Quoi qu'il en soit, en raison du caractère extrêmement lucratif de l'industrie des stupéfiants, la collecte des diverses plantes nécessaires à la production des produits stupéfiants était également une entreprise extraordinairement rentable.
Naturellement, un marché se forma autour de la récolte des plantes de Noremin, Clacomel et Dresatone. Des Artistes Martiaux et même des humains étaient commissionnés par diverses organisations et commanditaires pour rassembler de grandes quantités de ces drogues. Il existait même des associations de courtiers permettant aux clients de mandater facilement des raiders pour récolter des plantes narcotiques.
Pourtant, la raison pour laquelle la profession de raider était lucrative n'était pas seulement la demande, c'était aussi parce que l'approvisionnement était semé de risques et de dangers.

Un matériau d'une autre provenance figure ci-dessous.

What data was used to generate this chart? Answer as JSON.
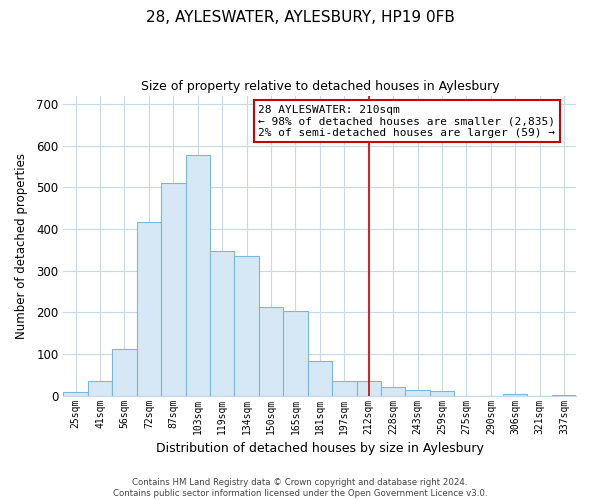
{
  "title": "28, AYLESWATER, AYLESBURY, HP19 0FB",
  "subtitle": "Size of property relative to detached houses in Aylesbury",
  "xlabel": "Distribution of detached houses by size in Aylesbury",
  "ylabel": "Number of detached properties",
  "bar_labels": [
    "25sqm",
    "41sqm",
    "56sqm",
    "72sqm",
    "87sqm",
    "103sqm",
    "119sqm",
    "134sqm",
    "150sqm",
    "165sqm",
    "181sqm",
    "197sqm",
    "212sqm",
    "228sqm",
    "243sqm",
    "259sqm",
    "275sqm",
    "290sqm",
    "306sqm",
    "321sqm",
    "337sqm"
  ],
  "bar_values": [
    8,
    35,
    112,
    417,
    510,
    578,
    347,
    335,
    212,
    204,
    83,
    36,
    35,
    20,
    13,
    11,
    0,
    0,
    3,
    0,
    2
  ],
  "bar_color": "#d6e8f5",
  "bar_edge_color": "#7ab8d9",
  "vline_color": "#cc0000",
  "vline_x_idx": 12,
  "annotation_title": "28 AYLESWATER: 210sqm",
  "annotation_line1": "← 98% of detached houses are smaller (2,835)",
  "annotation_line2": "2% of semi-detached houses are larger (59) →",
  "annotation_box_color": "#ffffff",
  "annotation_box_edge_color": "#cc0000",
  "ylim": [
    0,
    720
  ],
  "yticks": [
    0,
    100,
    200,
    300,
    400,
    500,
    600,
    700
  ],
  "footer_line1": "Contains HM Land Registry data © Crown copyright and database right 2024.",
  "footer_line2": "Contains public sector information licensed under the Open Government Licence v3.0.",
  "background_color": "#ffffff",
  "grid_color": "#c8d8e8"
}
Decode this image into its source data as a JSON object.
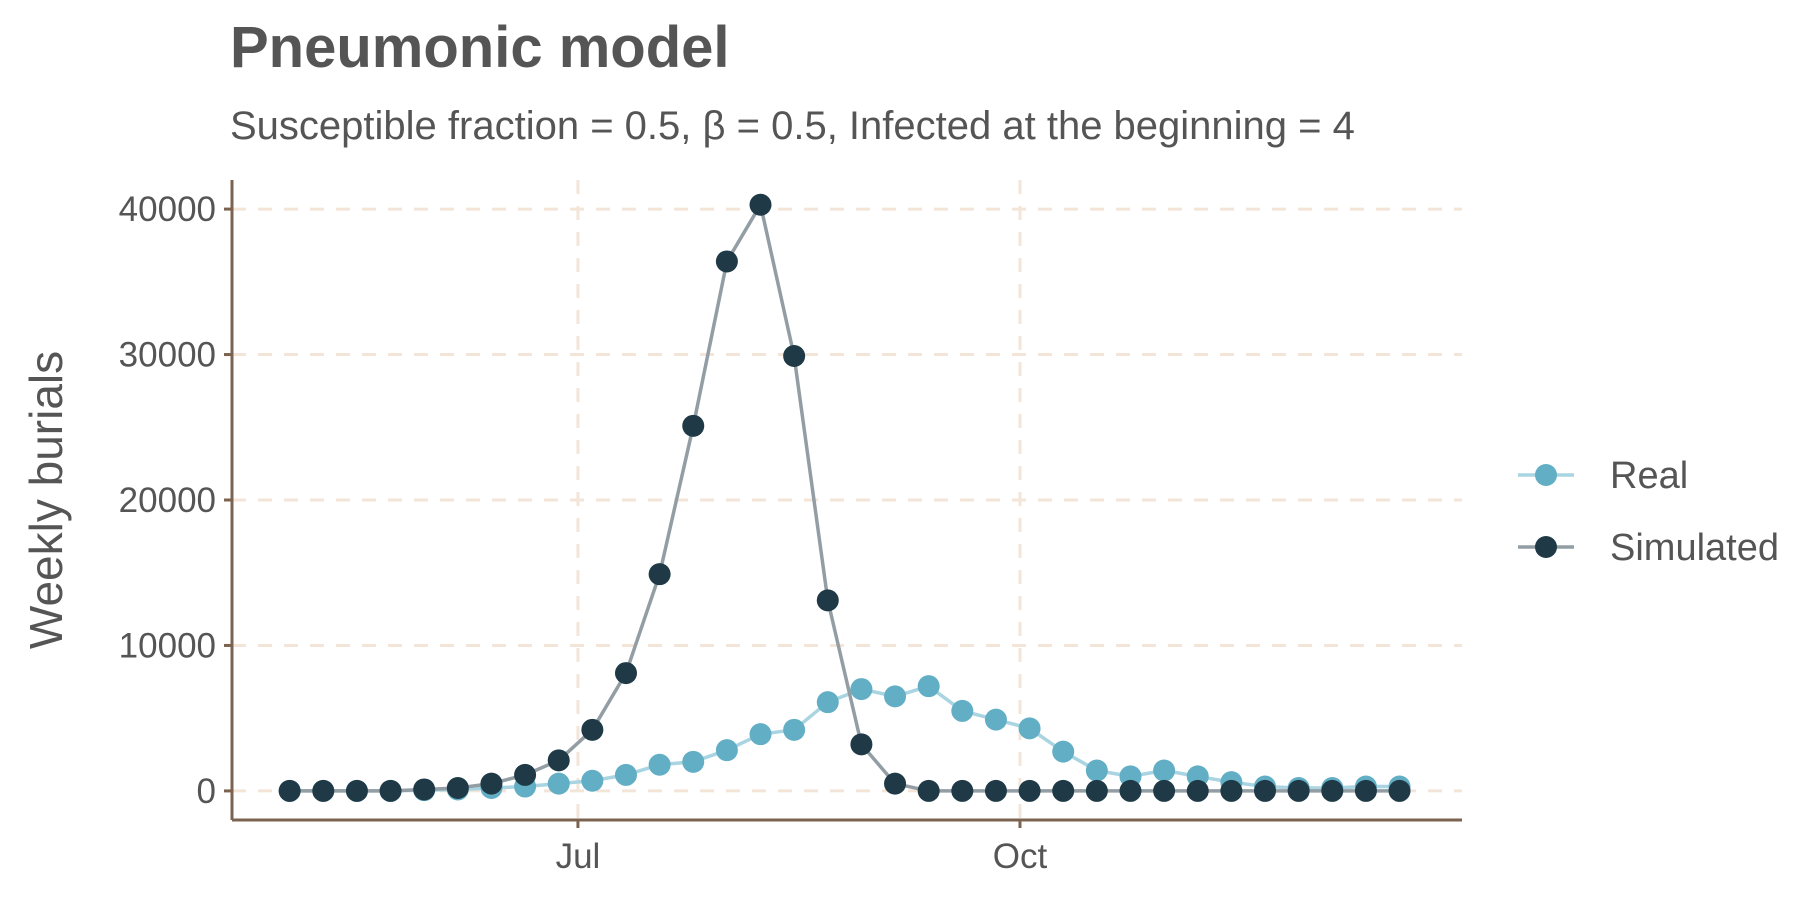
{
  "chart_data": {
    "type": "line",
    "title": "Pneumonic model",
    "subtitle": "Susceptible fraction = 0.5, β = 0.5, Infected at the beginning = 4",
    "xlabel": "",
    "ylabel": "Weekly burials",
    "x_ticks": [
      {
        "label": "Jul",
        "date": "1665-07-01"
      },
      {
        "label": "Oct",
        "date": "1665-10-01"
      }
    ],
    "x_range": [
      "1665-04-20",
      "1666-01-01"
    ],
    "y_ticks": [
      0,
      10000,
      20000,
      30000,
      40000
    ],
    "ylim": [
      -2000,
      42000
    ],
    "grid": "major, dashed",
    "legend_position": "right",
    "dates": [
      "1665-05-02",
      "1665-05-09",
      "1665-05-16",
      "1665-05-23",
      "1665-05-30",
      "1665-06-06",
      "1665-06-13",
      "1665-06-20",
      "1665-06-27",
      "1665-07-04",
      "1665-07-11",
      "1665-07-18",
      "1665-07-25",
      "1665-08-01",
      "1665-08-08",
      "1665-08-15",
      "1665-08-22",
      "1665-08-29",
      "1665-09-05",
      "1665-09-12",
      "1665-09-19",
      "1665-09-26",
      "1665-10-03",
      "1665-10-10",
      "1665-10-17",
      "1665-10-24",
      "1665-10-31",
      "1665-11-07",
      "1665-11-14",
      "1665-11-21",
      "1665-11-28",
      "1665-12-05",
      "1665-12-12",
      "1665-12-19"
    ],
    "series": [
      {
        "name": "Real",
        "color": "#62aec5",
        "line_color": "#a9d4e1",
        "values": [
          0,
          0,
          0,
          0,
          50,
          100,
          200,
          300,
          500,
          700,
          1100,
          1800,
          2000,
          2800,
          3900,
          4200,
          6100,
          7000,
          6500,
          7200,
          5500,
          4900,
          4300,
          2700,
          1400,
          1000,
          1400,
          1000,
          600,
          300,
          200,
          200,
          300,
          300
        ]
      },
      {
        "name": "Simulated",
        "color": "#1f3a46",
        "line_color": "#929ea4",
        "values": [
          0,
          0,
          0,
          0,
          100,
          200,
          500,
          1100,
          2100,
          4200,
          8100,
          14900,
          25100,
          36400,
          40300,
          29900,
          13100,
          3200,
          500,
          0,
          0,
          0,
          0,
          0,
          0,
          0,
          0,
          0,
          0,
          0,
          0,
          0,
          0,
          0
        ]
      }
    ],
    "colors": {
      "axis": "#7b6350",
      "grid": "#f3e6d9",
      "text": "#555555"
    }
  }
}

La Grande Forêt d'Hypnonarak était une forêt qui entravait l'esprit de multiples façons. Y entrer compromettait immédiatement l'atout de survie le plus grand et le plus important dont disposait un raider : son esprit.
De plus, la forêt était extraordinairement vaste, dépassant même des pays par sa superficie totale. On disait qu'elle contenait de nombreux phénomènes particulièrement ésotériques et exotiques dans ses profondeurs troubles.
De étranges et bizarres créatures qui s'étaient adaptées aux circonstances.
Des phénomènes fantastiques qui défiaient l'imagination.
Des spectacles qu'on disait d'un autre monde.
De nombreuses personnes affluaient vers la forêt, qu'il s'agisse d'Artistes Martiaux cherchant l'Hypnomaster, ou même d'Artistes Martiaux cherchant à générer de la richesse comme raiders de forêt. Maints raiders foulèrent le sol de la forêt, en quête.
Pourtant, quelle que soit leur quête, nombreux périrent dans la forêt malgré tout. Quelles que soient les particularités, une zone de danger restait une zone de danger.